The second challenge is related to Dave Hamilton’s piece from 04 March on decryption keys, and that trade off between security and convenience, in this case, would be how to make the host OS a world class and adaptable bulwark without becoming an inconvenience or barrier to the user. One of the reasons OS X and iOS are such joys to use is that, in most cases, they’re ready to work when the user is. If anything, we’ve grown to expect faster and more convenient user interfaces, including an increasing reliance on voice. I look forward soon to being able, in either iOS or OS X to say, ‘Hey Siri, display the last grant proposal I was working on, and show me where I left off’, without my having to go searching manually for it, or ‘Send section X or pages X to X to this person in my contacts list and ask them complete this section and return it in two weeks time’. What would be the convenience cost of a host OS to my accessing either Siri, my apps or files? Would this be a one-off toll or would I have to pay that toll every time I return to my work? Could clearing the host OS be done biometrically such that my device imperceptibly takes my print, voice and/or iris scan without my having to anything other than touch or look at my device and seamlessly get to my desired OS? The more facile and unobtrusive Apple could make this, the better for the user experience, but would that leave it sufficiently secure?
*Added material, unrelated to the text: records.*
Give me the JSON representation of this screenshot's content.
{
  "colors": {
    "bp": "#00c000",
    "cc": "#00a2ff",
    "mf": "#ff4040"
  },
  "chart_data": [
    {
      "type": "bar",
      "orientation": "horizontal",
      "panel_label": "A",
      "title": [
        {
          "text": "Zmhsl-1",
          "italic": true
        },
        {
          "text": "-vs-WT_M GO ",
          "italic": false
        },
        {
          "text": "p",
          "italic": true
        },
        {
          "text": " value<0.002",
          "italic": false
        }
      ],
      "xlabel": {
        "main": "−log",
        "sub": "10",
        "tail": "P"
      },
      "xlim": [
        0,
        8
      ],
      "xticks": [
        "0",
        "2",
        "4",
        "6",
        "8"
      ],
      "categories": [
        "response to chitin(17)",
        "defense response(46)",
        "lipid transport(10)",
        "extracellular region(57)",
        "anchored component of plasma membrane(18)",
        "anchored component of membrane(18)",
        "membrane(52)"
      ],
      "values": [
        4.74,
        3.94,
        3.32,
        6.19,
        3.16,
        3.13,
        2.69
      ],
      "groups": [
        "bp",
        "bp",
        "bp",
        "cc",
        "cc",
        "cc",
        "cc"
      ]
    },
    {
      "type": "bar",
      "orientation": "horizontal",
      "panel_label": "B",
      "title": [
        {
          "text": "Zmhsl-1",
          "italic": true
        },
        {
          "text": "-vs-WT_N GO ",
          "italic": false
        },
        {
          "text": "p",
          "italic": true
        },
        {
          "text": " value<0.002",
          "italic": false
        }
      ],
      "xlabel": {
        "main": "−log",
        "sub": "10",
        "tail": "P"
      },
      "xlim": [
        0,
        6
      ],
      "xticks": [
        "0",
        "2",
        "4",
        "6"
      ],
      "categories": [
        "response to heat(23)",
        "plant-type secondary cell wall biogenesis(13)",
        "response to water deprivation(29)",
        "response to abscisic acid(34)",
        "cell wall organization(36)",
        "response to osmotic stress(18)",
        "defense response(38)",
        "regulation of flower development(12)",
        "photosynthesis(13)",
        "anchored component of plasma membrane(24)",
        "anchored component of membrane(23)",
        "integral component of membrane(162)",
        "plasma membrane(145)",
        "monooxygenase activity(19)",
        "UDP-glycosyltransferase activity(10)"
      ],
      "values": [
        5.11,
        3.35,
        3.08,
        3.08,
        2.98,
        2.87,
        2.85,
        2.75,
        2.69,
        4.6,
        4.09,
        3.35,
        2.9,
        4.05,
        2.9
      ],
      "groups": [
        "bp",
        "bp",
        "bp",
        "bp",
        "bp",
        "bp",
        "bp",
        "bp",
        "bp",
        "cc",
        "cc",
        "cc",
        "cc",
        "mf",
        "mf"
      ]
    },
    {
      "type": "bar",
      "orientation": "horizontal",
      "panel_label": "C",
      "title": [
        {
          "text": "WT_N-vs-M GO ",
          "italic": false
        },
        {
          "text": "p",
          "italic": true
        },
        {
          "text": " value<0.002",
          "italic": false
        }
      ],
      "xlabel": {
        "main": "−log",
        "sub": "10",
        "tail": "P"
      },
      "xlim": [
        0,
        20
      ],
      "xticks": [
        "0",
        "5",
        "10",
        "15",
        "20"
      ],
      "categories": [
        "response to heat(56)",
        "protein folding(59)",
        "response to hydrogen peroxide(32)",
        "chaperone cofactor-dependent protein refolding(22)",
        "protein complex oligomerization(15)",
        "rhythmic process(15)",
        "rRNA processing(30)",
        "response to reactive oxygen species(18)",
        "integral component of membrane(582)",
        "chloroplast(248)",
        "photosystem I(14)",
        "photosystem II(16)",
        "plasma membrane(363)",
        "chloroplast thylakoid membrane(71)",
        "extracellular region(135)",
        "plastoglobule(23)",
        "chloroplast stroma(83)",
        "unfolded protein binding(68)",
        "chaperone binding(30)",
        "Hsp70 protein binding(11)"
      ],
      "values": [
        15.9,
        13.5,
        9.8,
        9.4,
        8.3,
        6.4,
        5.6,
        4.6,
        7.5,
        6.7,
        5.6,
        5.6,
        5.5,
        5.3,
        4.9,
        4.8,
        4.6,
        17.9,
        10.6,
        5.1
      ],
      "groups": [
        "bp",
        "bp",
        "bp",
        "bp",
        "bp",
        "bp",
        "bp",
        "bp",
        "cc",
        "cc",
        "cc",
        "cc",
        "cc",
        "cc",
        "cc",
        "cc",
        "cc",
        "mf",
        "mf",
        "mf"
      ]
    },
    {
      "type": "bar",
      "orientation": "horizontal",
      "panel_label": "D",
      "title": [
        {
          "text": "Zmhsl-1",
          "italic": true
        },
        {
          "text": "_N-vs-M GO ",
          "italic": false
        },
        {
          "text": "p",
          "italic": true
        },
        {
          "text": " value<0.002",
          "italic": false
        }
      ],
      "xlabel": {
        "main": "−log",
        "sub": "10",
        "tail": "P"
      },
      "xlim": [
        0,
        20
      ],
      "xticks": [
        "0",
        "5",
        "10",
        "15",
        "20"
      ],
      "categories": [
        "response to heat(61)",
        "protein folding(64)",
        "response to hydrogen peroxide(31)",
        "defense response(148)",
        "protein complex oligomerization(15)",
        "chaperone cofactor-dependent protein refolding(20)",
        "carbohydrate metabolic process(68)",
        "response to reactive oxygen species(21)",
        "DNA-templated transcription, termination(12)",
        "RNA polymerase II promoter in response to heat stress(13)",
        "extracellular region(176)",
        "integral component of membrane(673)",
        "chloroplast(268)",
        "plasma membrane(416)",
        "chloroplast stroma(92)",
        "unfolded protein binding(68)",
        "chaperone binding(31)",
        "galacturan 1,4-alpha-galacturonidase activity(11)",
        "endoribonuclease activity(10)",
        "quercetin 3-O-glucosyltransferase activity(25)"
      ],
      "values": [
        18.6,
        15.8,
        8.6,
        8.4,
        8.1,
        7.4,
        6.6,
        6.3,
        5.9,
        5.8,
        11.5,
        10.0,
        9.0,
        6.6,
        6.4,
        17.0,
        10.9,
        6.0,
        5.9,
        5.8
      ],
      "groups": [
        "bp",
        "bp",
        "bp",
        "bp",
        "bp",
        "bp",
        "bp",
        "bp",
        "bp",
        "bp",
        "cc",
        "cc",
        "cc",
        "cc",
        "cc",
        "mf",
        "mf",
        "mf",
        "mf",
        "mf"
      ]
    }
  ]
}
It seems to me that a great deal of thought and thoughtful engineering would be required make this seamless and secure, whilst preserving adaptability of both the host and hosted OSes. Rather, the approach Apple seem to have taken for security with both OS X and iOS is to remove the ability of customisation from the user in anyway that would compromise security, such as hiding the system file in OS X. I should think Apple will continue along this path, hardening these systems by fire-walling vulnerable systems from the user and bad guys alike with novel hardware and software innovations. Still, the host OS is an intriguing concept.

As for Nadella and MS, I believe he will be credited with having not only saved the company in time, but in preserving its relevance.

Regarding the iPad, while Adrian Kingsley-Hughes makes some valid observations, I don’t believe the iPad is need of ‘saving’, as the modest decline in sales is no death spiral. Rather, Apple will need to continue to address the tension between consumption and productivity on this device in such a way as not only to protect price point, but to expand its capability for the majority use case. Adding features that the majority do not use, and that interfere with most users, would not be helpful. I think the solution has more to do with the users than it does with the device, and that Apple will have to gradually expose users to greater productive capability over time. Still, I’m looking forward to 21 March and a new 9.7” iPad.


I want to run IOS and OSX on the one device too, but hosting it under some super-OS is not the solution. There is no extra security to be found here. Running things under different OSes can have security at the expense of a total separation of worlds. You don’t want this in your OS. You want as much separation as is necessary, BUT NO MORE. This is what a well designed OS gives you.


The basis for the “new OS” is already there. It’s the Mach microkernel. And it’s already there for both OS X and iOS.

For implementations reasons, Apple blurred the line between Mach and the BSD parts of the kernel but those could be redefined.

John C. Welch

“Hypervisor”. the word that describes the concept you are talking about is a hypervisor. It’s not new. not even close.

Also, the concept you’re talking about isn’t new. It’s how the XBox One does things.

However, other than some possible security benefits, (none of which does anything against the biggest unsolvable security problem, namely the human), and note: *possible*, there’s no real benefit for this to the people using it.